Tuesday, September 29, 2009

From my new favorite comic

She may be Canadian, but this woman speaks the truth!


Saturday, September 26, 2009

Kitchen apes

So science has proven that cooking is what makes us human. Maybe that explains my love for fire. And food.

This study also says that the institution of marriage is all about meals, and that sex is incidental. Personally, I hope mine will have a little of both.


Tuesday, September 22, 2009

Do I owe Ron Paul money?
Chapter 5: Closing the Ring

In the summer of 2008 I had a Ron Paul nut subletting in my apartment, and he was convinced that the sky was falling. He kept making these dire predictions, but every time I tried to nail him down on specifics, he would skitter away. In the fashion of 9/11 Troofers and other conspiracy-mongering morons, he would say that he was just 'asking questions.'

So one day he was blathering on again about how shadowy, evil forces were manipulating the global financial system, which would very soon experience a catastrophe of biblical proportions. The stock market would collapse, he said, and even paper money would become worthless. And then he made a specific, empirically testable prediction. He said that in the next year (or two), the price of gold would rise and stock prices would fall such that the numbers for the price of an ounce of gold in dollars and the Dow Jones Industrial Average would meet (probably at around 3,000).

So I made him a wager. The gap between the price of gold and the Dow Jones was then about ten thousand. If it were to close to half that distance in the next year or so, then I would admit that his prediction seemed to be coming true and would make a large donation to Ron Paul. For his part, he said that if this did not come true, he would not donate to Ron Paul.

(Yes, he bet nothing. It was a cowardly dodge. But in his defense, he's seen that none of his predictions of doom ever come to pass. He has accordingly concluded that the Secret Masters are manipulating events to make him and Dr. Paul look foolish. Also, he has no money to bet, because even though he understands the financial system on levels I never will, his investments never turn out and he is always poor. Again, those darn Secret Masters.)

September 2009 was the deadline, and here we are. And what a trip it has been! I'll admit, there were some moments where I genuinely wondered if this blind squirrel had managed to stumble across an acorn. But then our Magical Unicorn Rider-in-Chief saved America or something and the economy staggered to its feet.

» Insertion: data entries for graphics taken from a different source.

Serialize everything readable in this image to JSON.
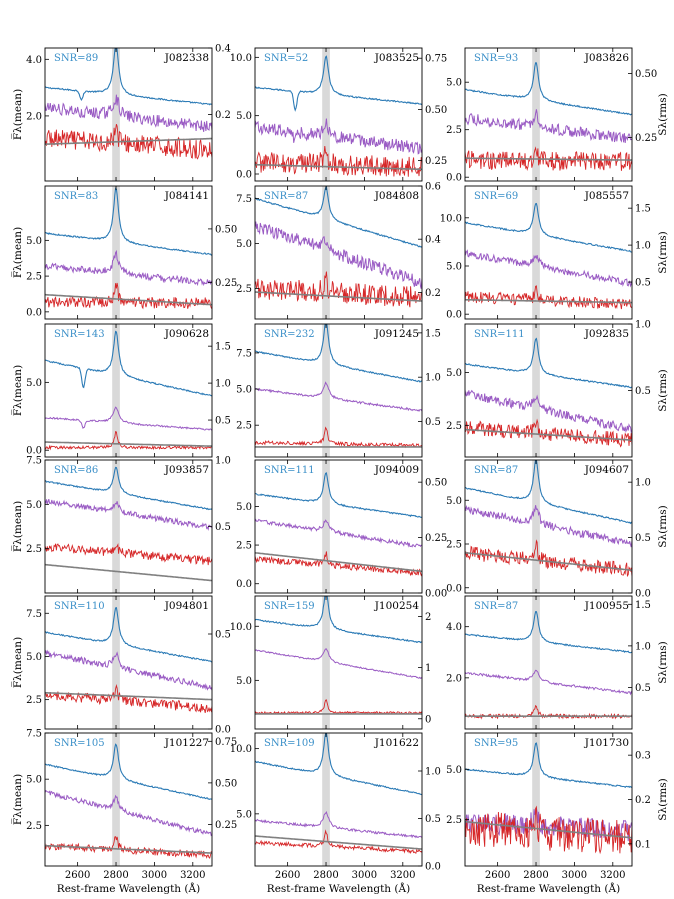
{
  "chart_data": {
    "type": "line",
    "colors": {
      "mean": "#2c7bb6",
      "rms": "#9a5cc4",
      "snr_spec": "#d62728",
      "model": "#808080",
      "band": "#d9d9d9",
      "snr_text": "#3a8fc8"
    },
    "xlabel": "Rest-frame Wavelength (Å)",
    "ylabel_left": "F̅λ(mean)",
    "ylabel_right": "Sλ(rms)",
    "xlim": [
      2430,
      3300
    ],
    "xticks": [
      "2600",
      "2800",
      "3000",
      "3200"
    ],
    "highlight_band": [
      2780,
      2820
    ],
    "panels": [
      {
        "id": "J082338",
        "snr": "SNR=89",
        "ylim": [
          -0.3,
          4.4
        ],
        "yticks": [
          "2.0",
          "4.0"
        ],
        "y2ticks": [
          "0.2",
          "0.4"
        ],
        "y2lim": [
          0,
          0.4
        ],
        "mean": 3.0,
        "meanEnd": 2.4,
        "peak": 1.8,
        "purple": 2.3,
        "purpleEnd": 1.6,
        "red": 1.2,
        "redEnd": 0.8,
        "noise": 0.35,
        "model": 1.0,
        "modelEnd": 1.2,
        "feature": [
          2620,
          -0.3
        ]
      },
      {
        "id": "J083525",
        "snr": "SNR=52",
        "ylim": [
          -0.6,
          10.8
        ],
        "yticks": [
          "0.0",
          "5.0",
          "10.0"
        ],
        "y2ticks": [
          "0.25",
          "0.50",
          "0.75"
        ],
        "y2lim": [
          0.15,
          0.8
        ],
        "mean": 7.4,
        "meanEnd": 6.0,
        "peak": 3.3,
        "purple": 4.0,
        "purpleEnd": 2.2,
        "red": 1.0,
        "redEnd": 0.6,
        "noise": 0.9,
        "model": 0.8,
        "modelEnd": 0.4,
        "feature": [
          2640,
          -1.6
        ]
      },
      {
        "id": "J083826",
        "snr": "SNR=93",
        "ylim": [
          -0.2,
          6.8
        ],
        "yticks": [
          "0.0",
          "2.5",
          "5.0"
        ],
        "y2ticks": [
          "0.25",
          "0.50"
        ],
        "y2lim": [
          0.08,
          0.6
        ],
        "mean": 4.6,
        "meanEnd": 3.3,
        "peak": 2.0,
        "purple": 3.1,
        "purpleEnd": 2.0,
        "red": 0.9,
        "redEnd": 0.8,
        "noise": 0.5,
        "model": 1.0,
        "modelEnd": 0.9,
        "feature": null
      },
      {
        "id": "J084141",
        "snr": "SNR=83",
        "ylim": [
          -0.5,
          8.8
        ],
        "yticks": [
          "0.0",
          "2.5",
          "5.0"
        ],
        "y2ticks": [
          "0.25",
          "0.50"
        ],
        "y2lim": [
          0.08,
          0.7
        ],
        "mean": 5.5,
        "meanEnd": 4.0,
        "peak": 3.8,
        "purple": 3.2,
        "purpleEnd": 2.0,
        "red": 0.7,
        "redEnd": 0.6,
        "noise": 0.4,
        "model": 1.2,
        "modelEnd": 0.5,
        "feature": null
      },
      {
        "id": "J084808",
        "snr": "SNR=87",
        "ylim": [
          0.8,
          8.2
        ],
        "yticks": [
          "2.5",
          "5.0",
          "7.5"
        ],
        "y2ticks": [
          "0.2",
          "0.4",
          "0.6"
        ],
        "y2lim": [
          0.1,
          0.6
        ],
        "mean": 7.5,
        "meanEnd": 4.8,
        "peak": 1.8,
        "purple": 6.0,
        "purpleEnd": 2.8,
        "red": 2.5,
        "redEnd": 2.0,
        "noise": 0.6,
        "model": 2.3,
        "modelEnd": 1.8,
        "feature": null
      },
      {
        "id": "J085557",
        "snr": "SNR=69",
        "ylim": [
          -0.5,
          13.3
        ],
        "yticks": [
          "0.0",
          "5.0",
          "10.0"
        ],
        "y2ticks": [
          "0.5",
          "1.0",
          "1.5"
        ],
        "y2lim": [
          0,
          1.8
        ],
        "mean": 9.5,
        "meanEnd": 6.5,
        "peak": 3.3,
        "purple": 6.3,
        "purpleEnd": 3.2,
        "red": 1.8,
        "redEnd": 1.0,
        "noise": 0.6,
        "model": 1.5,
        "modelEnd": 1.2,
        "feature": null
      },
      {
        "id": "J090628",
        "snr": "SNR=143",
        "ylim": [
          -0.5,
          9.3
        ],
        "yticks": [
          "0.0",
          "5.0"
        ],
        "y2ticks": [
          "0.5",
          "1.0",
          "1.5"
        ],
        "y2lim": [
          0,
          1.8
        ],
        "mean": 6.6,
        "meanEnd": 4.0,
        "peak": 3.3,
        "purple": 2.4,
        "purpleEnd": 1.5,
        "red": 0.2,
        "redEnd": 0.2,
        "noise": 0.1,
        "model": 0.6,
        "modelEnd": 0.3,
        "feature": [
          2630,
          -1.4
        ]
      },
      {
        "id": "J091245",
        "snr": "SNR=232",
        "ylim": [
          0.3,
          9.5
        ],
        "yticks": [
          "2.5",
          "5.0",
          "7.5"
        ],
        "y2ticks": [
          "0.5",
          "1.0",
          "1.5"
        ],
        "y2lim": [
          0.1,
          1.6
        ],
        "mean": 7.6,
        "meanEnd": 5.5,
        "peak": 3.0,
        "purple": 5.0,
        "purpleEnd": 3.5,
        "red": 1.3,
        "redEnd": 1.1,
        "noise": 0.12,
        "model": 1.0,
        "modelEnd": 1.0,
        "feature": null
      },
      {
        "id": "J092835",
        "snr": "SNR=111",
        "ylim": [
          1.0,
          7.3
        ],
        "yticks": [
          "2.5",
          "5.0"
        ],
        "y2ticks": [
          "0.5",
          "1.0"
        ],
        "y2lim": [
          0,
          1.0
        ],
        "mean": 5.4,
        "meanEnd": 4.3,
        "peak": 1.7,
        "purple": 4.0,
        "purpleEnd": 2.3,
        "red": 2.4,
        "redEnd": 1.8,
        "noise": 0.35,
        "model": 2.3,
        "modelEnd": 1.8,
        "feature": null
      },
      {
        "id": "J093857",
        "snr": "SNR=86",
        "ylim": [
          0.0,
          7.5
        ],
        "yticks": [
          "2.5",
          "5.0",
          "7.5"
        ],
        "y2ticks": [
          "0.5",
          "1.0"
        ],
        "y2lim": [
          0,
          1.0
        ],
        "mean": 6.3,
        "meanEnd": 4.7,
        "peak": 1.5,
        "purple": 5.2,
        "purpleEnd": 3.7,
        "red": 2.6,
        "redEnd": 1.8,
        "noise": 0.25,
        "model": 1.6,
        "modelEnd": 0.7,
        "feature": null
      },
      {
        "id": "J094009",
        "snr": "SNR=111",
        "ylim": [
          -0.6,
          8.0
        ],
        "yticks": [
          "0.0",
          "2.5",
          "5.0"
        ],
        "y2ticks": [
          "0.00",
          "0.25",
          "0.50"
        ],
        "y2lim": [
          0,
          0.6
        ],
        "mean": 5.8,
        "meanEnd": 4.3,
        "peak": 2.0,
        "purple": 4.1,
        "purpleEnd": 2.4,
        "red": 1.6,
        "redEnd": 0.7,
        "noise": 0.2,
        "model": 2.0,
        "modelEnd": 0.8,
        "feature": null
      },
      {
        "id": "J094607",
        "snr": "SNR=87",
        "ylim": [
          -0.3,
          7.3
        ],
        "yticks": [
          "0.0",
          "2.5",
          "5.0"
        ],
        "y2ticks": [
          "0.0",
          "0.5",
          "1.0"
        ],
        "y2lim": [
          0,
          1.2
        ],
        "mean": 5.7,
        "meanEnd": 3.7,
        "peak": 2.5,
        "purple": 4.5,
        "purpleEnd": 2.5,
        "red": 2.0,
        "redEnd": 1.0,
        "noise": 0.4,
        "model": 2.0,
        "modelEnd": 1.0,
        "feature": null
      },
      {
        "id": "J094801",
        "snr": "SNR=110",
        "ylim": [
          0.8,
          8.5
        ],
        "yticks": [
          "2.5",
          "5.0",
          "7.5"
        ],
        "y2ticks": [
          "0.0",
          "0.5"
        ],
        "y2lim": [
          0,
          0.7
        ],
        "mean": 6.4,
        "meanEnd": 4.7,
        "peak": 2.2,
        "purple": 5.2,
        "purpleEnd": 3.2,
        "red": 2.8,
        "redEnd": 2.0,
        "noise": 0.3,
        "model": 2.9,
        "modelEnd": 2.5,
        "feature": null
      },
      {
        "id": "J100254",
        "snr": "SNR=159",
        "ylim": [
          0.5,
          12.8
        ],
        "yticks": [
          "5.0",
          "10.0"
        ],
        "y2ticks": [
          "0",
          "1",
          "2"
        ],
        "y2lim": [
          -0.2,
          2.4
        ],
        "mean": 10.6,
        "meanEnd": 8.5,
        "peak": 3.5,
        "purple": 7.8,
        "purpleEnd": 5.2,
        "red": 2.0,
        "redEnd": 2.0,
        "noise": 0.1,
        "model": 1.9,
        "modelEnd": 1.9,
        "feature": null
      },
      {
        "id": "J100955",
        "snr": "SNR=87",
        "ylim": [
          0.0,
          5.2
        ],
        "yticks": [
          "2.0",
          "4.0"
        ],
        "y2ticks": [
          "0.5",
          "1.0",
          "1.5"
        ],
        "y2lim": [
          0,
          1.6
        ],
        "mean": 3.7,
        "meanEnd": 3.0,
        "peak": 1.2,
        "purple": 2.2,
        "purpleEnd": 1.4,
        "red": 0.5,
        "redEnd": 0.5,
        "noise": 0.08,
        "model": 0.5,
        "modelEnd": 0.5,
        "feature": null
      },
      {
        "id": "J101227",
        "snr": "SNR=105",
        "ylim": [
          0.3,
          7.5
        ],
        "yticks": [
          "2.5",
          "5.0",
          "7.5"
        ],
        "y2ticks": [
          "0.25",
          "0.50",
          "0.75"
        ],
        "y2lim": [
          0,
          0.8
        ],
        "mean": 5.8,
        "meanEnd": 3.9,
        "peak": 1.9,
        "purple": 4.3,
        "purpleEnd": 2.0,
        "red": 1.4,
        "redEnd": 0.9,
        "noise": 0.2,
        "model": 1.4,
        "modelEnd": 1.0,
        "feature": null
      },
      {
        "id": "J101622",
        "snr": "SNR=109",
        "ylim": [
          1.0,
          11.2
        ],
        "yticks": [
          "5.0",
          "10.0"
        ],
        "y2ticks": [
          "0.0",
          "0.5",
          "1.0"
        ],
        "y2lim": [
          0,
          1.4
        ],
        "mean": 9.0,
        "meanEnd": 6.5,
        "peak": 3.3,
        "purple": 4.5,
        "purpleEnd": 3.2,
        "red": 2.8,
        "redEnd": 2.1,
        "noise": 0.15,
        "model": 3.3,
        "modelEnd": 2.3,
        "feature": null
      },
      {
        "id": "J101730",
        "snr": "SNR=95",
        "ylim": [
          0.2,
          6.8
        ],
        "yticks": [
          "2.5",
          "5.0"
        ],
        "y2ticks": [
          "0.1",
          "0.2",
          "0.3"
        ],
        "y2lim": [
          0.05,
          0.35
        ],
        "mean": 5.0,
        "meanEnd": 4.1,
        "peak": 1.7,
        "purple": 2.4,
        "purpleEnd": 1.9,
        "red": 2.1,
        "redEnd": 1.6,
        "noise": 0.9,
        "model": 2.4,
        "modelEnd": 1.6,
        "feature": null
      }
    ]
  }
}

So here are the numbers for the last three months:

July 21, 2009
* Dow Jones = 8,915.94 points
* Price of Gold = $947.75
* Difference = 7,968.19

August 21, 2009
* Dow Jones = 9,505.96 points
* Price of Gold = $940.50
* Difference = 8,565.46

September 21, 2009
* Dow Jones = 9,778.86 points
* Price of Gold = $997.00
* Difference = 8,781.86

And the winner is: Me! In the last fifteen months, the price of gold has not substantially risen and the stock market (though it had problems far larger than what I would have expected) has demonstrated amazing resilience. Hooray for capitalism! Hooray for optimism! Hooray for America!

And boo for crazy old Ron Paul and all his nutty followers that stocked up on gold and guns and apocalypse repellent.